Tips on avoiding disease in the field
AUSTIN – With archery season for deer already under way and the rifle season in the North and South zones starting Nov. 1, the Texas Parks and Wildlife Department is cautioning hunters to be careful in handling the game they harvest.
It is not common, but some diseases can spread from wildlife to humans. One such disease is anthrax, which is caused by naturally occurring bacteria found in soil. Animals can come down with the disease by swallowing anthrax spores while grazing. Humans, in turn, can contract the disease through touching infected animals, either alive or dead, or consuming their meat.
Other conditions, including tularemia, brucellosis and rabies, also can be transmitted to people through direct contact with live animals or while field dressing harvested game. In addition, insects and ticks can transmit West Nile virus, Lyme disease, plague and other diseases.
Fortunately for hunters and other outdoor enthusiasts, safety methods are easy. Using insect repellent and wearing long sleeves and long pants is the simplest way to prevent illnesses that can be passed to humans by mosquitos and ticks.
Health professionals also advise wearing gloves while cleaning game or when cutting and packaging meat. And be sure to wash your hands when you are finished.
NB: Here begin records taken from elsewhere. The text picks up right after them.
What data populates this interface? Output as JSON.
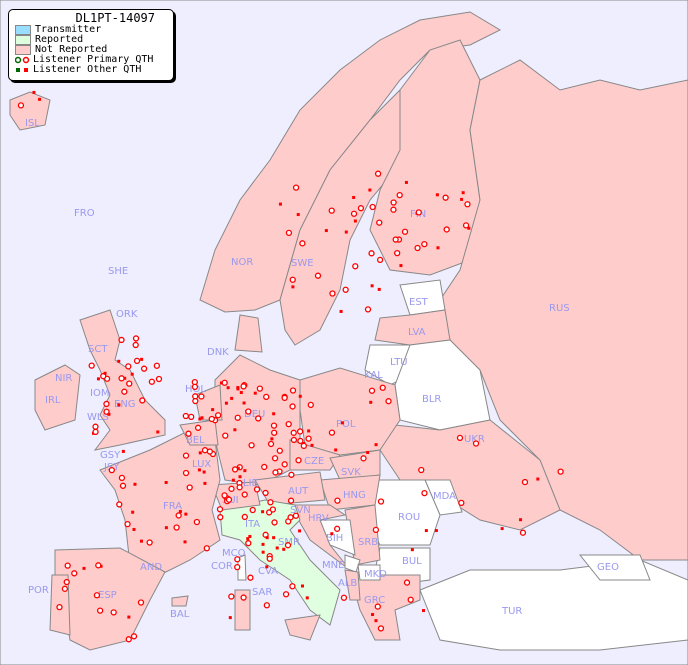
{
  "legend": {
    "title": "DL1PT-14097",
    "items": [
      {
        "label": "Transmitter",
        "color": "#99ddff"
      },
      {
        "label": "Reported",
        "color": "#ddffdd"
      },
      {
        "label": "Not Reported",
        "color": "#ffcccc"
      },
      {
        "label": "Listener Primary QTH",
        "marker": "circle",
        "colors": [
          "#006600",
          "#ff0000"
        ]
      },
      {
        "label": "Listener Other QTH",
        "marker": "square",
        "colors": [
          "#006600",
          "#ff0000"
        ]
      }
    ]
  },
  "colors": {
    "sea": "#eeeeff",
    "not_reported": "#ffcccc",
    "reported": "#e0ffe0",
    "no_data": "#ffffff",
    "listener": "#ff0000",
    "label": "#9999ee"
  },
  "countries": [
    {
      "code": "ISL"
    },
    {
      "code": "FRO"
    },
    {
      "code": "SHE"
    },
    {
      "code": "ORK"
    },
    {
      "code": "SCT"
    },
    {
      "code": "NIR"
    },
    {
      "code": "IRL"
    },
    {
      "code": "IOM"
    },
    {
      "code": "WLS"
    },
    {
      "code": "ENG"
    },
    {
      "code": "GSY"
    },
    {
      "code": "JSY"
    },
    {
      "code": "HOL"
    },
    {
      "code": "BEL"
    },
    {
      "code": "LUX"
    },
    {
      "code": "DNK"
    },
    {
      "code": "NOR"
    },
    {
      "code": "SWE"
    },
    {
      "code": "FIN"
    },
    {
      "code": "EST"
    },
    {
      "code": "LVA"
    },
    {
      "code": "LTU"
    },
    {
      "code": "KAL"
    },
    {
      "code": "BLR"
    },
    {
      "code": "RUS"
    },
    {
      "code": "POL"
    },
    {
      "code": "DEU"
    },
    {
      "code": "CZE"
    },
    {
      "code": "SVK"
    },
    {
      "code": "UKR"
    },
    {
      "code": "MDA"
    },
    {
      "code": "HNG"
    },
    {
      "code": "AUT"
    },
    {
      "code": "SUI"
    },
    {
      "code": "LIE"
    },
    {
      "code": "FRA"
    },
    {
      "code": "ITA"
    },
    {
      "code": "SVN"
    },
    {
      "code": "HRV"
    },
    {
      "code": "BIH"
    },
    {
      "code": "SRB"
    },
    {
      "code": "ROU"
    },
    {
      "code": "BUL"
    },
    {
      "code": "MNE"
    },
    {
      "code": "ALB"
    },
    {
      "code": "MKD"
    },
    {
      "code": "GRC"
    },
    {
      "code": "TUR"
    },
    {
      "code": "GEO"
    },
    {
      "code": "SMR"
    },
    {
      "code": "MCO"
    },
    {
      "code": "COR"
    },
    {
      "code": "CVA"
    },
    {
      "code": "SAR"
    },
    {
      "code": "AND"
    },
    {
      "code": "POR"
    },
    {
      "code": "ESP"
    },
    {
      "code": "BAL"
    }
  ]
}
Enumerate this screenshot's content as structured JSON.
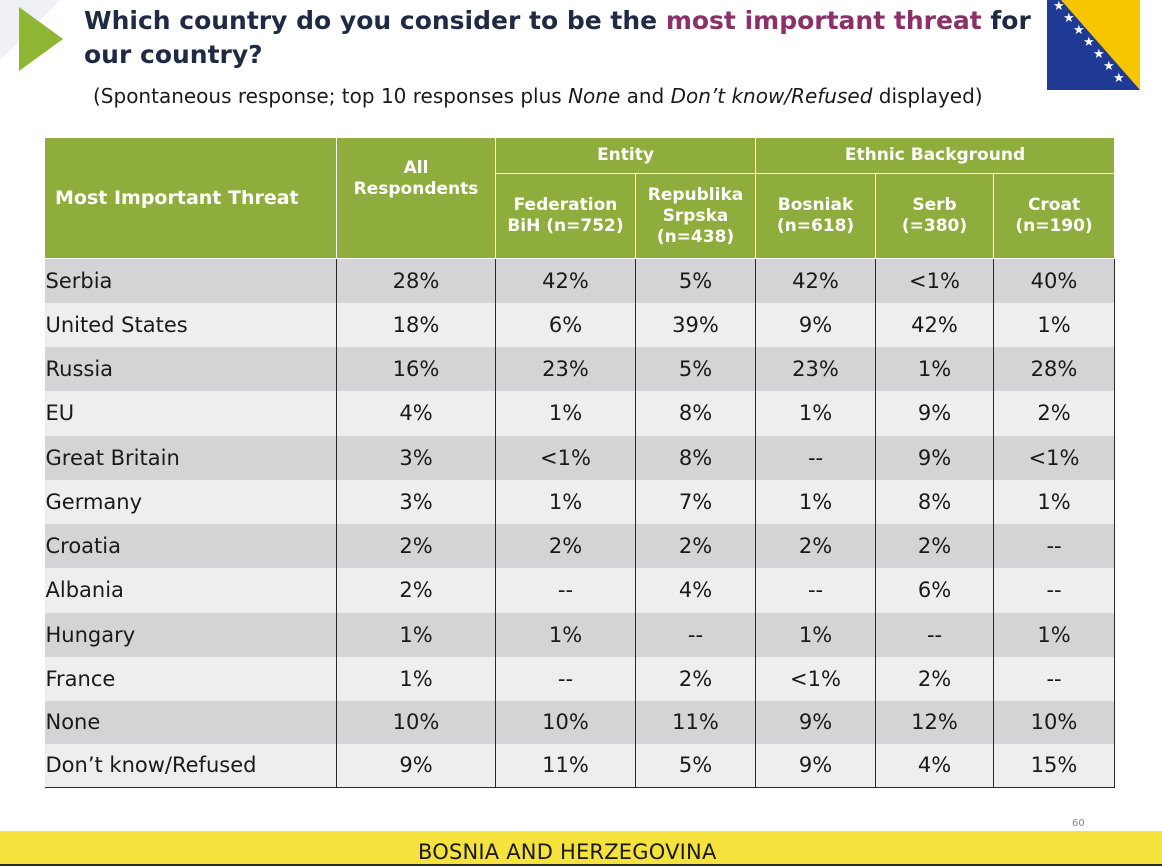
{
  "title": {
    "part1": "Which country do you consider to be the ",
    "highlight": "most important threat",
    "part2": " for our country?"
  },
  "subtitle": {
    "part1": "(Spontaneous response; top 10 responses plus ",
    "em1": "None",
    "part2": " and ",
    "em2": "Don’t know/Refused",
    "part3": " displayed)"
  },
  "table": {
    "threat_header": "Most Important Threat",
    "all_header": "All Respondents",
    "group_entity": "Entity",
    "group_ethnic": "Ethnic Background",
    "sub_headers": [
      "Federation BiH (n=752)",
      "Republika Srpska (n=438)",
      "Bosniak (n=618)",
      "Serb (=380)",
      "Croat (n=190)"
    ],
    "rows": [
      {
        "country": "Serbia",
        "values": [
          "28%",
          "42%",
          "5%",
          "42%",
          "<1%",
          "40%"
        ]
      },
      {
        "country": "United States",
        "values": [
          "18%",
          "6%",
          "39%",
          "9%",
          "42%",
          "1%"
        ]
      },
      {
        "country": "Russia",
        "values": [
          "16%",
          "23%",
          "5%",
          "23%",
          "1%",
          "28%"
        ]
      },
      {
        "country": "EU",
        "values": [
          "4%",
          "1%",
          "8%",
          "1%",
          "9%",
          "2%"
        ]
      },
      {
        "country": "Great Britain",
        "values": [
          "3%",
          "<1%",
          "8%",
          "--",
          "9%",
          "<1%"
        ]
      },
      {
        "country": "Germany",
        "values": [
          "3%",
          "1%",
          "7%",
          "1%",
          "8%",
          "1%"
        ]
      },
      {
        "country": "Croatia",
        "values": [
          "2%",
          "2%",
          "2%",
          "2%",
          "2%",
          "--"
        ]
      },
      {
        "country": "Albania",
        "values": [
          "2%",
          "--",
          "4%",
          "--",
          "6%",
          "--"
        ]
      },
      {
        "country": "Hungary",
        "values": [
          "1%",
          "1%",
          "--",
          "1%",
          "--",
          "1%"
        ]
      },
      {
        "country": "France",
        "values": [
          "1%",
          "--",
          "2%",
          "<1%",
          "2%",
          "--"
        ]
      },
      {
        "country": "None",
        "values": [
          "10%",
          "10%",
          "11%",
          "9%",
          "12%",
          "10%"
        ]
      },
      {
        "country": "Don’t know/Refused",
        "values": [
          "9%",
          "11%",
          "5%",
          "9%",
          "4%",
          "15%"
        ]
      }
    ]
  },
  "page_number": "60",
  "footer": "BOSNIA AND HERZEGOVINA",
  "colors": {
    "accent_green": "#8fad3c",
    "title_navy": "#1f2a44",
    "highlight_purple": "#8a3168",
    "footer_yellow": "#f6e23c",
    "flag_blue": "#1e3a94",
    "flag_yellow": "#f7c600"
  }
}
The Texas Department of State Health Services recommends the following precautions:
Do not harvest animals that appear ill or are acting abnormally.
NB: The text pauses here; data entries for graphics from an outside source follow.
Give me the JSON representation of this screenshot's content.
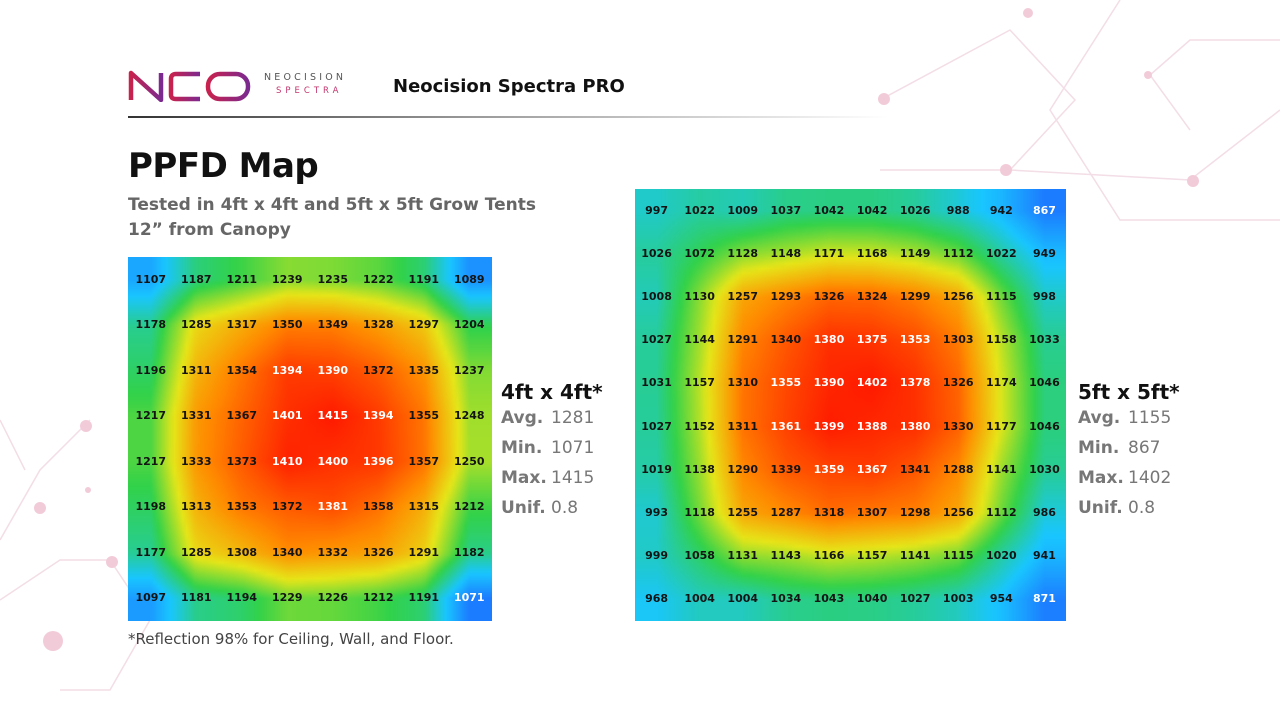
{
  "header": {
    "logo_text": "NEO",
    "brand_name": "NEOCISION",
    "brand_sub": "SPECTRA",
    "product_title": "Neocision Spectra PRO"
  },
  "page_title": "PPFD Map",
  "subtitle_line1": "Tested in 4ft x 4ft and 5ft x 5ft Grow Tents",
  "subtitle_line2": "12” from Canopy",
  "footnote": "*Reflection 98% for Ceiling, Wall, and Floor.",
  "colors": {
    "logo_gradient_start": "#c8224e",
    "logo_gradient_end": "#7b2a8f",
    "heatmap_scale": [
      "#1e5bff",
      "#19c6ff",
      "#32d24a",
      "#e6e619",
      "#ff8c00",
      "#ff1a00"
    ]
  },
  "chart_data": [
    {
      "type": "heatmap",
      "title": "4ft x 4ft*",
      "stats": [
        {
          "label": "Avg.",
          "value": "1281"
        },
        {
          "label": "Min.",
          "value": "1071"
        },
        {
          "label": "Max.",
          "value": "1415"
        },
        {
          "label": "Unif.",
          "value": "0.8"
        }
      ],
      "grid": [
        [
          1107,
          1187,
          1211,
          1239,
          1235,
          1222,
          1191,
          1089
        ],
        [
          1178,
          1285,
          1317,
          1350,
          1349,
          1328,
          1297,
          1204
        ],
        [
          1196,
          1311,
          1354,
          1394,
          1390,
          1372,
          1335,
          1237
        ],
        [
          1217,
          1331,
          1367,
          1401,
          1415,
          1394,
          1355,
          1248
        ],
        [
          1217,
          1333,
          1373,
          1410,
          1400,
          1396,
          1357,
          1250
        ],
        [
          1198,
          1313,
          1353,
          1372,
          1381,
          1358,
          1315,
          1212
        ],
        [
          1177,
          1285,
          1308,
          1340,
          1332,
          1326,
          1291,
          1182
        ],
        [
          1097,
          1181,
          1194,
          1229,
          1226,
          1212,
          1191,
          1071
        ]
      ]
    },
    {
      "type": "heatmap",
      "title": "5ft x 5ft*",
      "stats": [
        {
          "label": "Avg.",
          "value": "1155"
        },
        {
          "label": "Min.",
          "value": "867"
        },
        {
          "label": "Max.",
          "value": "1402"
        },
        {
          "label": "Unif.",
          "value": "0.8"
        }
      ],
      "grid": [
        [
          997,
          1022,
          1009,
          1037,
          1042,
          1042,
          1026,
          988,
          942,
          867
        ],
        [
          1026,
          1072,
          1128,
          1148,
          1171,
          1168,
          1149,
          1112,
          1022,
          949
        ],
        [
          1008,
          1130,
          1257,
          1293,
          1326,
          1324,
          1299,
          1256,
          1115,
          998
        ],
        [
          1027,
          1144,
          1291,
          1340,
          1380,
          1375,
          1353,
          1303,
          1158,
          1033
        ],
        [
          1031,
          1157,
          1310,
          1355,
          1390,
          1402,
          1378,
          1326,
          1174,
          1046
        ],
        [
          1027,
          1152,
          1311,
          1361,
          1399,
          1388,
          1380,
          1330,
          1177,
          1046
        ],
        [
          1019,
          1138,
          1290,
          1339,
          1359,
          1367,
          1341,
          1288,
          1141,
          1030
        ],
        [
          993,
          1118,
          1255,
          1287,
          1318,
          1307,
          1298,
          1256,
          1112,
          986
        ],
        [
          999,
          1058,
          1131,
          1143,
          1166,
          1157,
          1141,
          1115,
          1020,
          941
        ],
        [
          968,
          1004,
          1004,
          1034,
          1043,
          1040,
          1027,
          1003,
          954,
          871
        ]
      ]
    }
  ]
}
Wear latex-type gloves when dressing game.
Wash your hands thoroughly with soap and water after handling game. If soap is not available, an alcohol-based hand sanitizer is a good alternative.
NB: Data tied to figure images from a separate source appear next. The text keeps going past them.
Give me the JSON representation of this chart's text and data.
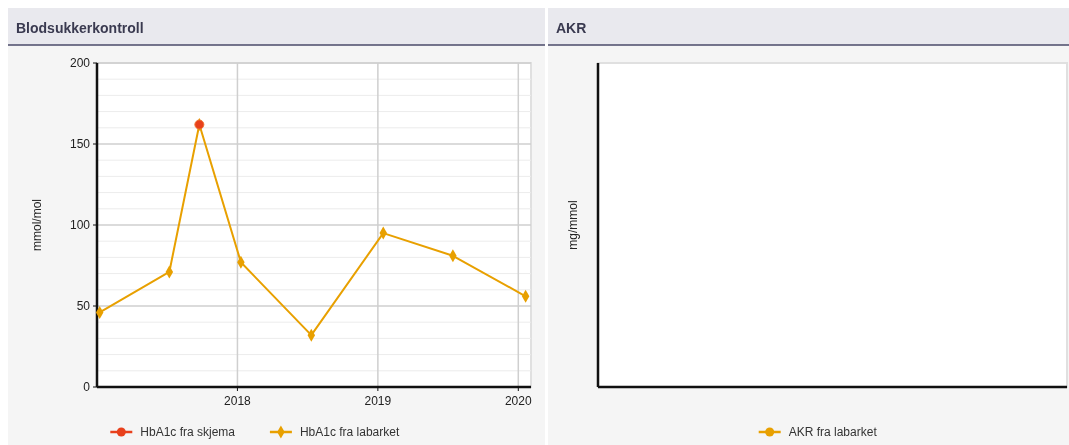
{
  "chart_data": [
    {
      "type": "line",
      "title": "Blodsukkerkontroll",
      "ylabel": "mmol/mol",
      "xlim": [
        "2017-01-01",
        "2020-02-03"
      ],
      "xticks": [
        "2018",
        "2019",
        "2020"
      ],
      "ylim": [
        0,
        200
      ],
      "yticks": [
        0,
        {
          "value": 10,
          "label": null
        },
        {
          "value": 20,
          "label": null
        },
        {
          "value": 30,
          "label": null
        },
        {
          "value": 40,
          "label": null
        },
        50,
        {
          "value": 60,
          "label": null
        },
        {
          "value": 70,
          "label": null
        },
        {
          "value": 80,
          "label": null
        },
        {
          "value": 90,
          "label": null
        },
        100,
        {
          "value": 110,
          "label": null
        },
        {
          "value": 120,
          "label": null
        },
        {
          "value": 130,
          "label": null
        },
        {
          "value": 140,
          "label": null
        },
        150,
        {
          "value": 160,
          "label": null
        },
        {
          "value": 170,
          "label": null
        },
        {
          "value": 180,
          "label": null
        },
        {
          "value": 190,
          "label": null
        },
        200
      ],
      "grid": true,
      "legend": "bottom",
      "series": [
        {
          "name": "HbA1c fra skjema",
          "type": "scatter",
          "color": "#e8401c",
          "marker": "circle",
          "x": [
            "2017-09-24"
          ],
          "values": [
            162
          ]
        },
        {
          "name": "HbA1c fra labarket",
          "color": "#e8a000",
          "marker": "diamond",
          "x": [
            "2017-01-08",
            "2017-07-08",
            "2017-09-24",
            "2018-01-10",
            "2018-07-12",
            "2019-01-15",
            "2019-07-15",
            "2020-01-20"
          ],
          "values": [
            46,
            71,
            162,
            77,
            32,
            95,
            81,
            56
          ]
        }
      ]
    },
    {
      "type": "other",
      "title": "AKR",
      "ylabel": "mg/mmol",
      "legend": "bottom",
      "series": [
        {
          "name": "AKR fra labarket",
          "color": "#e8a000",
          "marker": "circle"
        }
      ]
    }
  ]
}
Consider eye protection when dressing game to prevent contact between fluids or tissues and eyes. Shooting glasses provide an adequate level of protection in most cases.
Avoid eating, drinking, using tobacco or rubbing eyes while dressing game.
Do not touch non-hunter-killed dead animals or their remains, including antlers, bones and hides.
Use an approved insect repellent and follow the instructions on the label.
Stay on trails and avoid areas of overgrown brush and tall grasses.
Wear protective clothing such as a hat, a long-sleeved shirt and long pants tucked into boots or socks, and check frequently for ticks.
Youth-only hunting weekend Oct. 25-26
AUSTIN — Youth hunters will have the chance to take the first shots of the year during the special youth-only hunting season for white-tailed deer, Rio Grande turkey and waterfowl.
During the special youth hunting weekend Oct. 25-26, hunters 16 or younger are allowed to harvest white-tailed deer and Rio Grande turkey. The youth-only waterfowl season in the North and South duck zones is for licensed youth 15 or younger.
General season bag limits for the county hunted apply during the youth-only weekend. Additional restrictions may apply in certain areas, so visit the Texas Parks and Wildlife Department’s website at www.tpwd.state.tx.us for more.
Youth who hunt on Texas Parks and Wildlife Department lands must be accompanied by a supervising adult 18 or older who possess the required Annual Public Hunting permit, a valid hunting license and any required stamps and permits.
Outdoor Annual App update available
AUSTIN — The recently released official Outdoor Annual-Texas Hunting and Fishing Regulations mobile app has been updated to include season dates and bag limits for the 2014-2015 waterfowl season as well as corrections and clarifications to deer and turkey regulations in certain counties.
The app is available for free download on iOS and Android platforms, providing sportsmen with mobile access to information they can use in the field and on the water.
Those who have already downloaded the app will need to install the update from their app store to ensure they are referencing accurate regulations and for optimized performance. For those who have not yet downloaded the free app, go to www.txoutdoorannual.com/app.